An exemplary training process is described herein. First, select a number of features to be used in the training, which may include work history data, education data, skill data, work experience data, location data, or any other relevant data learned from each candidate's resume data. Feature selection can be done manually prior to the training phase, or can be extracted by an automatic feature selection algorithm, many of which are known in the art. For example, unsupervised machine learning algorithms can be used for feature clustering analysis and feature extraction. These features are then used in the training process using one or more of the above machine learning algorithms. A simple example is to assign initial weights to different features and to automatically and iteratively adjust these weights during the training phase using a large number of data sets based on machine learning algorithms such as CNN or RNN. The purpose of training is to generate a predictive model that includes many objective functions. The forecasting system typically receives a list of job descriptions and resume file data, and thus generates resume ranking data.

During training, various work-related data associations and characteristics are "learned" into the prediction system. In this embodiment, the MLSRR can learn the resume file data, the vacancy job requirement data, and the past recruitment event data, and the MLSRR sorts the data of the resume record by analyzing the internal relationship between the data, thereby providing employment suggestions for the employer. Save employers' human resources work costs. The following two examples are used to explain how the MLSRR provided in this embodiment sorts resumes based on past recruitment event data learning of resume file data and vacant job requirement data.

In an employment event, the degree of interest of the job seeker in the vacant position provided by the employer will affect the success rate of the employment, thus affecting the cost of the employer's human resources work.
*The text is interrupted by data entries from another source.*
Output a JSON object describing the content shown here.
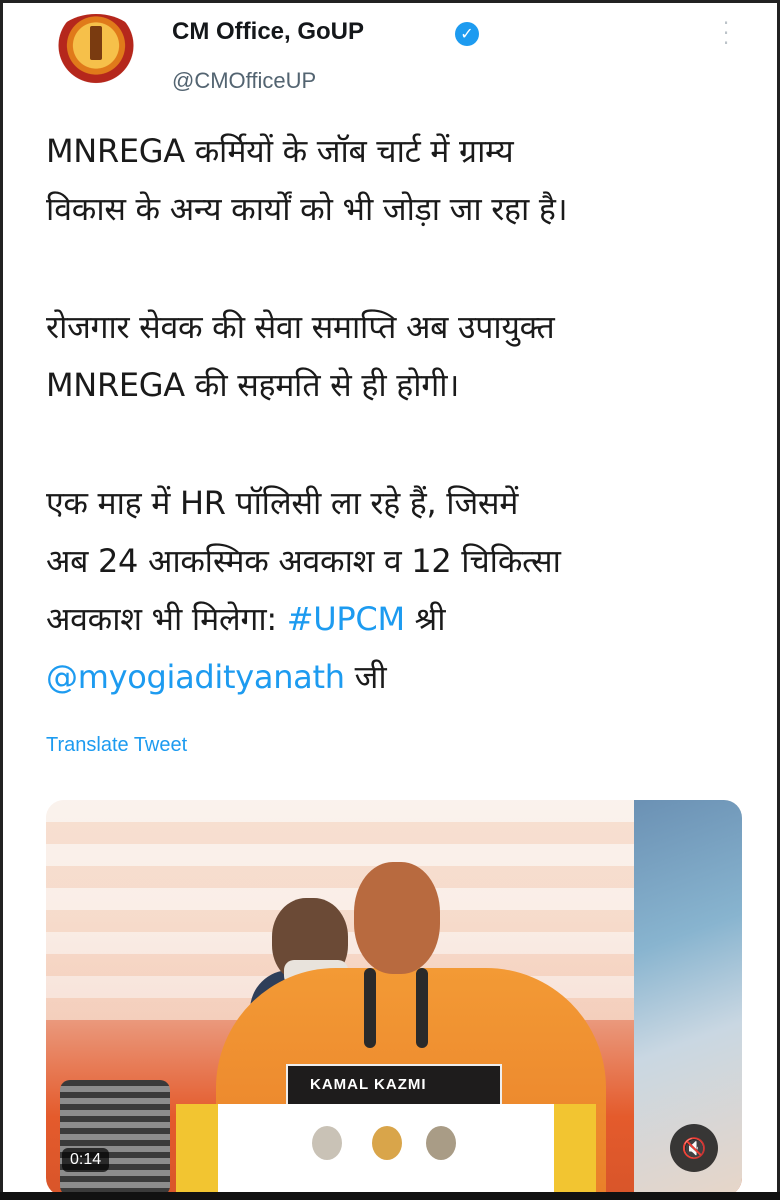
{
  "header": {
    "display_name": "CM Office, GoUP",
    "handle": "@CMOfficeUP",
    "verified_icon": "verified-badge-icon",
    "more_icon": "more-vertical-icon"
  },
  "tweet": {
    "paragraph_1": "MNREGA कर्मियों के जॉब चार्ट में ग्राम्य\nविकास के अन्य कार्यों को भी जोड़ा जा रहा है।",
    "paragraph_2": "रोजगार सेवक की सेवा समाप्ति अब उपायुक्त\nMNREGA की सहमति से ही होगी।",
    "paragraph_3_part1": "एक माह में HR पॉलिसी ला रहे हैं, जिसमें\nअब 24 आकस्मिक अवकाश व 12 चिकित्सा\nअवकाश भी मिलेगा: ",
    "hashtag": "#UPCM",
    "paragraph_3_part2": " श्री\n",
    "mention": "@myogiadityanath",
    "paragraph_3_part3": " जी",
    "translate_label": "Translate Tweet"
  },
  "media": {
    "nameplate_line": "KAMAL  KAZMI",
    "duration": "0:14",
    "mute_icon": "speaker-muted-icon"
  },
  "colors": {
    "link": "#1d9bf0",
    "text": "#1a1a1a",
    "handle": "#536471"
  }
}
For example, if an interview invitation or job invitation is issued to a job seeker, but the job seeker does not have an interview invitation or a work invitation because the job vacant position of the employer does not meet his or her expectations, then the interview invitation or job invitation is invalid for the employer. Or unsuccessful, an ineffective or unsuccessful interview invitation or job invitation will also increase the time and economic cost of the employer's human resources work.
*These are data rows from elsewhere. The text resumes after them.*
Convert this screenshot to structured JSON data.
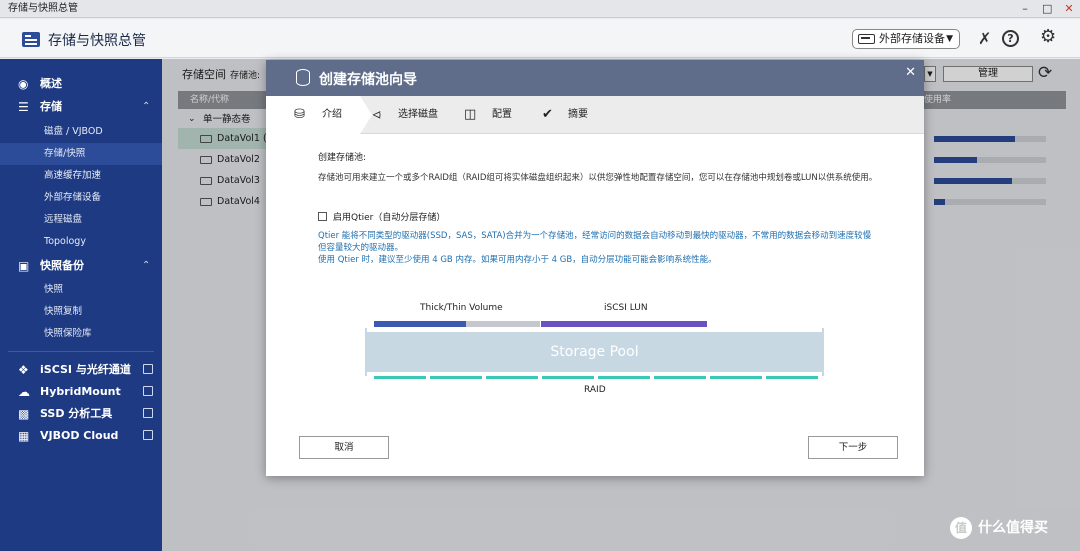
{
  "window": {
    "title": "存储与快照总管"
  },
  "header": {
    "app_title": "存储与快照总管",
    "external_device_label": "外部存储设备"
  },
  "sidebar": {
    "overview": "概述",
    "storage": {
      "label": "存储",
      "items": [
        "磁盘 / VJBOD",
        "存储/快照",
        "高速缓存加速",
        "外部存储设备",
        "远程磁盘",
        "Topology"
      ]
    },
    "snapshot_backup": {
      "label": "快照备份",
      "items": [
        "快照",
        "快照复制",
        "快照保险库"
      ]
    },
    "links": [
      "iSCSI 与光纤通道",
      "HybridMount",
      "SSD 分析工具",
      "VJBOD Cloud"
    ]
  },
  "background": {
    "section_title": "存储空间",
    "section_subtitle": "存储池:",
    "table_headers": [
      "名称/代称",
      "使用率"
    ],
    "group_label": "单一静态卷",
    "rows": [
      "DataVol1 (",
      "DataVol2",
      "DataVol3",
      "DataVol4"
    ],
    "usage": [
      0.72,
      0.38,
      0.7,
      0.1
    ],
    "manage_button": "管理"
  },
  "dialog": {
    "title": "创建存储池向导",
    "steps": [
      "介绍",
      "选择磁盘",
      "配置",
      "摘要"
    ],
    "section_title": "创建存储池:",
    "description": "存储池可用来建立一个或多个RAID组（RAID组可将实体磁盘组织起来）以供您弹性地配置存储空间，您可以在存储池中规划卷或LUN以供系统使用。",
    "qtier_checkbox": "启用Qtier（自动分层存储）",
    "qtier_info_1": "Qtier 能将不同类型的驱动器(SSD，SAS，SATA)合并为一个存储池，经常访问的数据会自动移动到最快的驱动器，不常用的数据会移动到速度较慢但容量较大的驱动器。",
    "qtier_info_2": "使用 Qtier 时，建议至少使用 4 GB 内存。如果可用内存小于 4 GB，自动分层功能可能会影响系统性能。",
    "diagram": {
      "label_volume": "Thick/Thin Volume",
      "label_lun": "iSCSI LUN",
      "pool_label": "Storage Pool",
      "raid_label": "RAID"
    },
    "cancel_button": "取消",
    "next_button": "下一步"
  },
  "watermark": {
    "text": "什么值得买",
    "logo_char": "值"
  }
}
In view of the above problems, the present embodiment provides that the MLSSR 201 can analyze the job seeker's demand for the position from the data in the resume file by learning a large amount of resume file data, thereby guiding the employer to apply for a job with a higher degree of vacancies. Provide interview or job requirements. For example, although the job seeker's resume does not indicate their desired place of work, the MLSSR 201 clustered the data from a large number of resume files and found that job seekers who worked at a specific location (for example, Silicon Valley) used to Much of the work is located in Silicon Valley, so MLSSR 201 can conclude that job seekers from around Silicon Valley may be reluctant to move out of the area, and if they offer interviews or job invitations for jobs outside of Silicon Valley, they may be ineffective or unsuccessful. of. Based on this learning result, MLSSR 201 can assign a relatively low weight to the resume of the job seeker who has been working in Silicon Valley for the position in the resume record provided for the employer not in Silicon Valley.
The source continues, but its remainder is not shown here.